Figure 4. The distribution of each ARG subtype in fertilized soils determined using Circos software (http://circos.ca/). Numbers on the inner ring represent the total fold change of each fertilization treatment. Numbers on the outer ring represent the percentages of ARG subtypes in each fertilization treatment. FCA, fluoroquinolone, quinolone, florfenicol, chloramphenicol, and amphenicol; MLSB, macrolide-lincosamide-streptogramin B.

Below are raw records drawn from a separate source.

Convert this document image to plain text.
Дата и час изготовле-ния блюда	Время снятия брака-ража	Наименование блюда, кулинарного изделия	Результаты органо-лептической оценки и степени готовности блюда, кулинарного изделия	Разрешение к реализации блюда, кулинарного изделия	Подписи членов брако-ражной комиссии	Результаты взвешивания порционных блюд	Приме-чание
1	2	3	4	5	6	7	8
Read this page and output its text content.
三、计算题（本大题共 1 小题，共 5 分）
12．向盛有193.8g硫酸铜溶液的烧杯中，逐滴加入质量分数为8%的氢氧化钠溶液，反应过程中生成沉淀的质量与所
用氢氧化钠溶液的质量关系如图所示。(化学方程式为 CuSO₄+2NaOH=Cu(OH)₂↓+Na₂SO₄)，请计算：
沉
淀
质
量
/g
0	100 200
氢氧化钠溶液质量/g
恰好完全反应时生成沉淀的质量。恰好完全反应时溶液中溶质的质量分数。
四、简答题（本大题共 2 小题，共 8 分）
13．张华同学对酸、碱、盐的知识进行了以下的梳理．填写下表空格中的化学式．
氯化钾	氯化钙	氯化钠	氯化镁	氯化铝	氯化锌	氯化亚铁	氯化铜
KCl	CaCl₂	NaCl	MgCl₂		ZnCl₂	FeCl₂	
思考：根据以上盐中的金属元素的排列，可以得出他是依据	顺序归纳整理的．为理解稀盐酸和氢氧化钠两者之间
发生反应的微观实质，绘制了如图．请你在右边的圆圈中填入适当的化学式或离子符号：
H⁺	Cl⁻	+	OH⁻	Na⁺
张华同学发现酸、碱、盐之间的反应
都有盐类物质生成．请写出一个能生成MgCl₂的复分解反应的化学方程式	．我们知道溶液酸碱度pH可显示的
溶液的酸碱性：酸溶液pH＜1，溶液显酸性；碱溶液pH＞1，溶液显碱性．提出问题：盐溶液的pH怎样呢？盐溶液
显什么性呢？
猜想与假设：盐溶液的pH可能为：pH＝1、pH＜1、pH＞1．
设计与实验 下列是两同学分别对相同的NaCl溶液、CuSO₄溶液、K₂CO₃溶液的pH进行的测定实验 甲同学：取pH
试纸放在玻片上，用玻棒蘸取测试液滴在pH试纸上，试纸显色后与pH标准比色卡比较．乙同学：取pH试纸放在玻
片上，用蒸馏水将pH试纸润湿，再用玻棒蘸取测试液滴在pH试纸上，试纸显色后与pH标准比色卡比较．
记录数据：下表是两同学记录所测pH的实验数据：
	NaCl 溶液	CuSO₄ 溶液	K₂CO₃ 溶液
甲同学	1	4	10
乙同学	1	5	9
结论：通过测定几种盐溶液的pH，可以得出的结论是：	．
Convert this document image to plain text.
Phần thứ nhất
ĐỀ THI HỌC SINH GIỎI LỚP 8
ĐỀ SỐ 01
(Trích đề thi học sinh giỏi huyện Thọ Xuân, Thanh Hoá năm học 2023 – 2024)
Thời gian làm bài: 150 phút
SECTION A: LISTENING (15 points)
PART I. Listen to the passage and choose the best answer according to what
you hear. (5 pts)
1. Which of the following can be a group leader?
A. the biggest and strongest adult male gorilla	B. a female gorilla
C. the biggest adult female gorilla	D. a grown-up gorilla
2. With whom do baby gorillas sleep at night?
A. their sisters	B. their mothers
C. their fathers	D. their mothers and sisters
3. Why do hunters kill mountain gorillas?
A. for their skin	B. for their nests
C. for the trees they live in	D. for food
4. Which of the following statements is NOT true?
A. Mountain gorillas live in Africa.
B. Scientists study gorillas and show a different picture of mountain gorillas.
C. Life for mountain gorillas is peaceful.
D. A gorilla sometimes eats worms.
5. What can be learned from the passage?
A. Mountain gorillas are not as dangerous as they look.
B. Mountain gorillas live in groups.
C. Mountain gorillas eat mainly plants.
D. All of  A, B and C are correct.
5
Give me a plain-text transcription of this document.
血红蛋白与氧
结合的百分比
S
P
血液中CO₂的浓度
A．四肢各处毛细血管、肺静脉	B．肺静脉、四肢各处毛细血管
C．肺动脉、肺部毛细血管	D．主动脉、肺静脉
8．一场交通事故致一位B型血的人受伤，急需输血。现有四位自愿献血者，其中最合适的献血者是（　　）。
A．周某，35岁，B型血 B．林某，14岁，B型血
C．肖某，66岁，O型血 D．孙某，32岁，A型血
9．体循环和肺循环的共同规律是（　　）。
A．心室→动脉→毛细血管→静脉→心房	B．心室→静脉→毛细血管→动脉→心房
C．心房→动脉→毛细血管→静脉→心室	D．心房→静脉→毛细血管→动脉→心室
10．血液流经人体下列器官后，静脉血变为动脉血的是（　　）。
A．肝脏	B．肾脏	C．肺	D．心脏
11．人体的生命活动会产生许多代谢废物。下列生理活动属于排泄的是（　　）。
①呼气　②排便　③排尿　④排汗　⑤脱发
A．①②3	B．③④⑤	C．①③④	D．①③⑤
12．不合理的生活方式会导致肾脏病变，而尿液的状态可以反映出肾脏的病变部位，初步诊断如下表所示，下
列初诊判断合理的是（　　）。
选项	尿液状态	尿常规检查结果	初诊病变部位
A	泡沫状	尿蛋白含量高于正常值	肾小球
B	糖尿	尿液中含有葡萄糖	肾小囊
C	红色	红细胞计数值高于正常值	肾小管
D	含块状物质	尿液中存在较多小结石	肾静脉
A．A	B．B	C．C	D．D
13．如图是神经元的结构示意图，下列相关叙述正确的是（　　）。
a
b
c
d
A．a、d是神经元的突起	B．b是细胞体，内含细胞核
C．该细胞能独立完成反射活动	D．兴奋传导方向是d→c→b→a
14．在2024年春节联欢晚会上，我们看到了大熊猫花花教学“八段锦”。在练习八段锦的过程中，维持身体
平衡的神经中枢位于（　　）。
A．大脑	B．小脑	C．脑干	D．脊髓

Cooccurrence Among ARG Subtypes
The cooccurrence patterns among ARG subtypes were evaluated through network analysis, which indicated a significant correlation within the networks (Spearman’s correlation coefficient r > 0.6, P < 0.01) (Supplementary Figure S8). This network included 60 nodes and 212 edges, with nodes covering all major types of ARGs and MGEs. A total of five modules were formed; module I and module II were the two largest modules, with intensive connections within each module. The most intensively connected node was defined as the “hub” gene in each module. For instance, the tetX gene, which encodes resistance to tetracycline, was the hub gene of module I and had direct connections to 18 genes. In module II, blaOXY, which encodes resistance to beta_lactamase, was the hub gene and had direct connections to 13 genes. The other three modules only contained 2 to 3 ARGs.
Diversity and Abundance of MGEs
Eight MGEs, including seven transposase genes and one integrase gene, were detected in pig manure, with a total relative abundance of 0.12 copies/16S rRNA gene copies (Supplementary Table S3). In addition, tnpA-03, tnpA-04, tnpA-05 and intI 1 genes were detected in all soil samples, with a total relative abundance ranging from 2.56 × 10–2 to 6.66 × 10–2 copies/16S rRNA gene copies (Figure 5A). Manure application significantly increased the relative abundance of MGEs, especially tnpA-04, though chemical fertilizer did not significantly increase the relative abundance of MGEs. Additionally, the total relative abundance of MGEs was significantly correlated with the total relative abundances of aminoglycoside (r = 0.89, P < 0.001), beta_lactamase (r = 0.59, P < 0.05), FCA (r = 0.64, P < 0.01), MLSB (r = 0.79, P < 0.001), sulfonamide (r = 0.92, P < 0.001), tetracycline (r = 0.93, P < 0.001), and vancomycin (r = 0.56, P < 0.05) resistance genes, based on Pearson’s correlation analysis (Figure 5B). Furthermore, as typical transposase genes, tnpA-03, tnpA-04 and tnpA-05 cooccurred with 2, 4, and 1 ARG subtypes, respectively. For example, tnpA-04 showed strong correlations with aadA2, aadA9, tetG, and tetX genes, and the intI1 gene had a strong relationship with 4 ARG subtypes: aadE, aadA2, sul2, and tetX (Supplementary Figure S8).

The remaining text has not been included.